- Battle of Neustadt: Part of the Third Silesian War (Seven Years' War)
| Date | 25 March 1760 |
| Location | Neustadt, Prussian Silesia (now Prudnik, Poland)50°19′11″N 17°34′45″E﻿ / ﻿50.31972°N 17.57917°E |
| Result | Indecisive |

Belligerents
- Prussia: Austria

Commanders and leaders
- Lt. Gen. Goltze Capt. Blumenthal Capt. Zittzwitz: Ernst von Laudon Gen. Jacquemin

Casualties and losses
- 35 dead 65 wounded 70 missing: 300 dead 500 wounded 25 captured

= Battle of Neustadt (1760) =

18th century battle between Prussia and Austria

The Battle of Neustadt on 15 March 1760 saw the Prussian army engaged with the Austrian army under Ernst von Laudon during the Third Silesian War (part of the Seven Years' War). Although the Austrians were left in possession of the town, their losses were much greater than those of the Prussians.

== The battle ==
The attempt of General Laudon, to surprise the Prussian troops at Neustadt (now Prudnik, Poland), though attended with greater loss, did not satisfy the enemy's wishes.

On 15 March 1760, Lieutenant general Baron Goltze, having received intelligence of General Laudon's assembling his troops, and of the enemy's cavalry and infantry having moved behind the Opava towards Hotzenplotz and Johannisthal, recalled all his detachments, and began his march towards Neisse on the 15th instant, with his whole force. In the meantime General Laudon, who had few out from his quarters on the 14th, with Palsy's regiment of cuirassiers, Löwenstein's dragoons, 500 hussars of Nadaski, 500 of Kalnocki, 2,000 Croats, and 14 companies of grenadiers, marched all night, with a view to surprise the Prussian troops at Neustadt. The latter were scarce out of the gates, when they were surrounded by those of the enemy. General Jacquemin was posted with the regiment of Löwenstein near Buchelsdorf on the road to Steinau, General Laudon followed, with the regiment of Palfy, and 2,000 Croats, supported by fourteen companies of grenadiers, 1,000 of their hussars were upon the right flank of the Prussians, the advanced guard of which consisted of 100 men, under Captain Blumenthal. Captain Zittzwitz commanded the rear guard, consisting of the same number; and the rest of the aforesaid regiment, with a squadron of dragoons of Bareith, under Captain Chambaud, followed with the baggage.
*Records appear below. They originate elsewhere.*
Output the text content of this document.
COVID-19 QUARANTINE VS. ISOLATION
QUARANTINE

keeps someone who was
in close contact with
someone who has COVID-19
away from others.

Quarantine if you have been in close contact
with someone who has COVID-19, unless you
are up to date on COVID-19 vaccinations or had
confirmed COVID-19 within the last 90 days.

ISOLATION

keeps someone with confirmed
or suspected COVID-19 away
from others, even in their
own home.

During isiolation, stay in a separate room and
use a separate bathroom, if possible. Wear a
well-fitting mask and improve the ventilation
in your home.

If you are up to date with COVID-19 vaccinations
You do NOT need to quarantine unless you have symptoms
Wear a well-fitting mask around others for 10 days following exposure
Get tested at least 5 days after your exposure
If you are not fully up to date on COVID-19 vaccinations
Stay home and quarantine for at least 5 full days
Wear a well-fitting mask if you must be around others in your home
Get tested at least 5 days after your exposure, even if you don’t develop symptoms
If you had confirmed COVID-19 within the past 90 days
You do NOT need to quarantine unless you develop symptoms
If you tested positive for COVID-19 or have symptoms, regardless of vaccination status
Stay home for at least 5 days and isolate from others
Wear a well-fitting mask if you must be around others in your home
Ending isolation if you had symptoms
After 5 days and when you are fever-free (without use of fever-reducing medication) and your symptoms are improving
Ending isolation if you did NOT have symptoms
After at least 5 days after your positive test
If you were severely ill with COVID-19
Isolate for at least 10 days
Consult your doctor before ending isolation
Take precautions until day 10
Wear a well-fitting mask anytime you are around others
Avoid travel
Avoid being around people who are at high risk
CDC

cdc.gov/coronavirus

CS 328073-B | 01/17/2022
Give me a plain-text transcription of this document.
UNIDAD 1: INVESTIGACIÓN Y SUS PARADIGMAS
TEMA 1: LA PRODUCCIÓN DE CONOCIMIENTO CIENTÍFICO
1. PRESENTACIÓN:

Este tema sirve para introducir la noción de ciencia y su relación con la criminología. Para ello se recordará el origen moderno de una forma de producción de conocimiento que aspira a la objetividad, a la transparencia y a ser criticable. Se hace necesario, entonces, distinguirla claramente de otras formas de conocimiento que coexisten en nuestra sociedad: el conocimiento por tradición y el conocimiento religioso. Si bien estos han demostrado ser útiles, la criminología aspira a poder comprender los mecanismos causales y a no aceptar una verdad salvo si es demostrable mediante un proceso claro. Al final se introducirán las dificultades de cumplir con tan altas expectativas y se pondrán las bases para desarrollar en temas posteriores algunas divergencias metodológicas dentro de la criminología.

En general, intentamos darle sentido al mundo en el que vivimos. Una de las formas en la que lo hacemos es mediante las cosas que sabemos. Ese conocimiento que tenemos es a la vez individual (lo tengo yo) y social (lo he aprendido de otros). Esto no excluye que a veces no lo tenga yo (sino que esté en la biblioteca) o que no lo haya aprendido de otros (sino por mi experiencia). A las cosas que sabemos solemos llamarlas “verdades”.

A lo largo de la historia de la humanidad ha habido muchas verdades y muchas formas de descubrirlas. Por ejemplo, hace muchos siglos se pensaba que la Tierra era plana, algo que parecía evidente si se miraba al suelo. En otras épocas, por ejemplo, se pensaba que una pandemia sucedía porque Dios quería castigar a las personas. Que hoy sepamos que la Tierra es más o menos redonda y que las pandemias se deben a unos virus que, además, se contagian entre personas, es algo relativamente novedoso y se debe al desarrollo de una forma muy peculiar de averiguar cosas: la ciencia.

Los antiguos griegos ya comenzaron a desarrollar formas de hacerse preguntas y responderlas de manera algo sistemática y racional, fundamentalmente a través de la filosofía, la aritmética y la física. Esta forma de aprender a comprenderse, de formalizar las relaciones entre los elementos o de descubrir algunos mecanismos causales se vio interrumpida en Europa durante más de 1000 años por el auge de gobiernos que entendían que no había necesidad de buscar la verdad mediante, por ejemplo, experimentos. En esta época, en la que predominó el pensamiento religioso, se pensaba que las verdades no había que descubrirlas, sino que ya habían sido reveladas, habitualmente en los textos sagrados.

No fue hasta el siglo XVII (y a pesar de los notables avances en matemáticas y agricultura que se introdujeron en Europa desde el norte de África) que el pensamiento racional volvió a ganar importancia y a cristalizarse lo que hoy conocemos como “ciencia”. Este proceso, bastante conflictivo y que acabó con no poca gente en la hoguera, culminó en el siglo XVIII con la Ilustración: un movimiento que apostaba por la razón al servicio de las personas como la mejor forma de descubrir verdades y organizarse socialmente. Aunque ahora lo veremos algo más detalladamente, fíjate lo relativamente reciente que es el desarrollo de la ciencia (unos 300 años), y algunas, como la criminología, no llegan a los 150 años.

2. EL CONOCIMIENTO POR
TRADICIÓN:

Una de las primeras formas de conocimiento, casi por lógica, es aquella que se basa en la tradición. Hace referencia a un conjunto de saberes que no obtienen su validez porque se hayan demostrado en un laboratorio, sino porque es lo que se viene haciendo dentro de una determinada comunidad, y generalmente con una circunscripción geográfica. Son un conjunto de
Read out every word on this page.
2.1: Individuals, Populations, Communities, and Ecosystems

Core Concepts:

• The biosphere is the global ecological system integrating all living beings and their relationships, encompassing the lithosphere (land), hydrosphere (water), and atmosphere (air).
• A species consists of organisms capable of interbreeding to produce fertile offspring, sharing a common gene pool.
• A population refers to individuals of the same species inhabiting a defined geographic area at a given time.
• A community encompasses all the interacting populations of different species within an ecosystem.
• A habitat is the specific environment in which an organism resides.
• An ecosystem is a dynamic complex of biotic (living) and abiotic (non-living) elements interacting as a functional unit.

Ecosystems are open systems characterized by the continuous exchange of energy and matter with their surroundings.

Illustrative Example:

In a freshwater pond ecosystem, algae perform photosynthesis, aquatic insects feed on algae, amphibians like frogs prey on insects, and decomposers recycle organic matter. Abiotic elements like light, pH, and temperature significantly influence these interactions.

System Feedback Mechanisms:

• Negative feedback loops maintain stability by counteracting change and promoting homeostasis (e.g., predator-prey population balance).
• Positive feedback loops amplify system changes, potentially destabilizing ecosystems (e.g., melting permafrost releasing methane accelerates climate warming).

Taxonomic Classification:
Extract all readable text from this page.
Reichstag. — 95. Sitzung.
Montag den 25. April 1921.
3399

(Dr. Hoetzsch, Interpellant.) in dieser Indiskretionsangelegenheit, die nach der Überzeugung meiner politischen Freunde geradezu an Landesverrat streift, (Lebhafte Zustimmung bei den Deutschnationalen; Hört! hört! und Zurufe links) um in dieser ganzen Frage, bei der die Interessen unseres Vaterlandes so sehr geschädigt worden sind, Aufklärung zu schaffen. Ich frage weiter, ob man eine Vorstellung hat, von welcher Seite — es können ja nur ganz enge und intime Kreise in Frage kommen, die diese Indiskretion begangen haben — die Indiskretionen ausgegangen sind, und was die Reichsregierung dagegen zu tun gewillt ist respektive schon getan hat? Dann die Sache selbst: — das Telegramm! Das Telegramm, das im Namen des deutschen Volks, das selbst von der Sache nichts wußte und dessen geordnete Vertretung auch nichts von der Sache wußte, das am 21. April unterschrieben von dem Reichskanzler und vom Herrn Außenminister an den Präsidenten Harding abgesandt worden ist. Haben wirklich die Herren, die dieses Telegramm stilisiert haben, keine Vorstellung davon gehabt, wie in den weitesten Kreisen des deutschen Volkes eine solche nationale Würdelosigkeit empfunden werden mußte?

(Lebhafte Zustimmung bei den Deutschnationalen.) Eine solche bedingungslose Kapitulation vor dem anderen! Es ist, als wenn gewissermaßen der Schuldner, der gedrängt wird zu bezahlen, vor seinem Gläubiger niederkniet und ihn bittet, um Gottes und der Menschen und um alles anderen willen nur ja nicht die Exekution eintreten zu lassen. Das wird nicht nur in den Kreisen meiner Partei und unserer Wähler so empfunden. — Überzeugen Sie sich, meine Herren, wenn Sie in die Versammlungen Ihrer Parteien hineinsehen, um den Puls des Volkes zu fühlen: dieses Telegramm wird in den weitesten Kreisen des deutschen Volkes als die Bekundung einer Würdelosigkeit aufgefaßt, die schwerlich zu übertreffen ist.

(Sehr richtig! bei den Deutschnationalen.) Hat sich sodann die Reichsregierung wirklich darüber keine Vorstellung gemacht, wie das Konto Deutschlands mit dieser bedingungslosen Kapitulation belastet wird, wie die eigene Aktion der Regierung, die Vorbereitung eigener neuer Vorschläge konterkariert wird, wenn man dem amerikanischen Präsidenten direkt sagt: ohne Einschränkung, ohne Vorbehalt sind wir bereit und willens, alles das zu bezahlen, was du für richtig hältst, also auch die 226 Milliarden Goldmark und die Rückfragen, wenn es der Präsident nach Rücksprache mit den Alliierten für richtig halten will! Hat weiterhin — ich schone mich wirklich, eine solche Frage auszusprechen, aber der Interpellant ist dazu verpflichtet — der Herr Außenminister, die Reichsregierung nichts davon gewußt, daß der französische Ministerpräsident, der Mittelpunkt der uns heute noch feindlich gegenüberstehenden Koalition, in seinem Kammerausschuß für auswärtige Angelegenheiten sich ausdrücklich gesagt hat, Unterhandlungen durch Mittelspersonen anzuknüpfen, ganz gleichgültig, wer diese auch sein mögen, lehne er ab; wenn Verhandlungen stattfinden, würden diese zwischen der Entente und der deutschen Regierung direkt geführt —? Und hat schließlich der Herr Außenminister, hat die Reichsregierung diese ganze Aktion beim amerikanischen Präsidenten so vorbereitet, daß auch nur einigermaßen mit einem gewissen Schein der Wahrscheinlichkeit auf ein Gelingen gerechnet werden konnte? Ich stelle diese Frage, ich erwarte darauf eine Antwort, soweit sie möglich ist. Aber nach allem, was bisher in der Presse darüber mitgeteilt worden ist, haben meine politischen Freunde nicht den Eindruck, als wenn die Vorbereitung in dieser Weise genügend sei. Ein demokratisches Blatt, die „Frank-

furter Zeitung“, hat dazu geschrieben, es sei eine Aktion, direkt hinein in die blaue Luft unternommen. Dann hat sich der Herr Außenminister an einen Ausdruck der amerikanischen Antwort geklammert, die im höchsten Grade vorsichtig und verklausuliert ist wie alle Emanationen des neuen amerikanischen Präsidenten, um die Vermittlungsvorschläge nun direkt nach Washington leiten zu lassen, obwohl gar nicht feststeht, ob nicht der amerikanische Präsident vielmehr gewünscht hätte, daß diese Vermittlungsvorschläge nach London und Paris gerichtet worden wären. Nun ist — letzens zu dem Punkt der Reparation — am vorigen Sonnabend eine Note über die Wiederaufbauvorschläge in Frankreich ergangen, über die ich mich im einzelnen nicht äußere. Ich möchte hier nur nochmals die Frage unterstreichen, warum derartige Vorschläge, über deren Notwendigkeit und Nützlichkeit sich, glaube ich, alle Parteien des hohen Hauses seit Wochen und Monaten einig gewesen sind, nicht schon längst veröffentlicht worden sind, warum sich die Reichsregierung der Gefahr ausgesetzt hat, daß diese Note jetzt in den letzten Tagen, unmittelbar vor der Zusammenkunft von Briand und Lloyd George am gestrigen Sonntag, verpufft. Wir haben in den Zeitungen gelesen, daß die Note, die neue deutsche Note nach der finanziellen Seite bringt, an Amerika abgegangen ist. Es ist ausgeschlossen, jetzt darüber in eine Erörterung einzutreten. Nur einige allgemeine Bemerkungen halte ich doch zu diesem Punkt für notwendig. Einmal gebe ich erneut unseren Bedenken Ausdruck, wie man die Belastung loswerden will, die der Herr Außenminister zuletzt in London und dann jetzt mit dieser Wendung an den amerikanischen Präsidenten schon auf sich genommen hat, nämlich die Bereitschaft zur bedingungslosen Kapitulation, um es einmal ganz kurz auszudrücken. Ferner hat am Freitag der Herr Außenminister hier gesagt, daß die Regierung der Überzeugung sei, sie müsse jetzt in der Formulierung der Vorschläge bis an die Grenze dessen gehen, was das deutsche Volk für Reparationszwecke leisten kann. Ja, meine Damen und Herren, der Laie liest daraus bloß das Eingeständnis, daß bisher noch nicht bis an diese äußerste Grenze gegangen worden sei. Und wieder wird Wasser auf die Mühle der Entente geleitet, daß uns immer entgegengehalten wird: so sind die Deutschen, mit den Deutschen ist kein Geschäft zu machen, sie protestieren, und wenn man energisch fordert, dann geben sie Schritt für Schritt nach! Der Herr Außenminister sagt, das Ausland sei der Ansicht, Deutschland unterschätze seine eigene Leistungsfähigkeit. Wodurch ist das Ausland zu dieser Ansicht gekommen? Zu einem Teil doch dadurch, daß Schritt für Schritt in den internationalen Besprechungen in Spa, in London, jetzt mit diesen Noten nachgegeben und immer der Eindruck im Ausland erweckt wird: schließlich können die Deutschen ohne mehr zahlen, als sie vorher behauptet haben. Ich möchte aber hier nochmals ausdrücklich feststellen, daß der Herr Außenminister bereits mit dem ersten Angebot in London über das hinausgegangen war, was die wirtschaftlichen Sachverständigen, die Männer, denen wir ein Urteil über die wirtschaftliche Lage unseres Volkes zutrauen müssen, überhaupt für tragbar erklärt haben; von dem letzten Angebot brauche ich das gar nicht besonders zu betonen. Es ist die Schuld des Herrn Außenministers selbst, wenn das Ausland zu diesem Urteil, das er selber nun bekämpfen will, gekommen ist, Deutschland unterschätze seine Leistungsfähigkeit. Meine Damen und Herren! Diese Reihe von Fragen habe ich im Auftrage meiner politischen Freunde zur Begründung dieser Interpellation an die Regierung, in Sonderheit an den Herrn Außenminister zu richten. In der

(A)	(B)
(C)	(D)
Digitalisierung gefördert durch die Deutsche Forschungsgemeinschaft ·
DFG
General Laudon summoned the Prussians twice, by the sound of the trumpet, to lay down their arms; which they not complying with, he ordered all his cavalry to advance. General Jacquemin fell upon the advanced guard, while General Laudon himself attacked the rear, and the hussars, in platoons, flanked the baggage. The Captains Blumenthal and Zittzwitz formed their small force in a kind of square, from whence they kept a continual fire. The Austrian cavalry nevertheless advanced six times on a gallop, to within ten paces of the Prussians; but perceiving many fall on their side, among whom were several officers, they retreated in great disorder. Afterwards the Croats having taken possession of a wood, between Siebenhausen and Steinau, through which the roads were very bad, and by the rains rendered almost impassable for carriages, they there attacked the Prussians on all sides. Unfortunately a wagon broke down in a defile, and as the Prussians did not think proper to stay to repair it, they were obligated to abandon all that was behind it. By which five covered wagons, laden with baggage, and eighteen carts with meal and oats, fell into the hands of the enemy, who harassed the Prussians as far as Steinau, and were constantly engaged with the rear guard.

== Loss on both sides ==
The loss of the Austrians greatly exceeded the Prussians; they buried above 300 men in different places, and sent 500 wounded to Neustadt. Besides which, the Prussians took 25 prisoners, among whom were several officers. They had 35 men killed, and 4 officers, and 69 private men wounded, in Mantueffel's regiment; as also one lieutenant, with three dragoons, in Bareith's. The enemy made a subaltern officer, two drummers, and 35 private man prisoners; so that the loss of the Prussians, in the whole, including the missing, amounts to about 170 men; which was not much, considering the great superiority of the enemy.

And though General Laudon so far succeeded by this accident, as to make himself master of Neustadt, he found himself in no condition to maintain his ground; but on the 17th, at break of day, he abandoned his acquisition, and retreated to Jägerndorf, with 14 companies of grenadiers, having ordered the Austrian cavalry to march to Freiwaldau.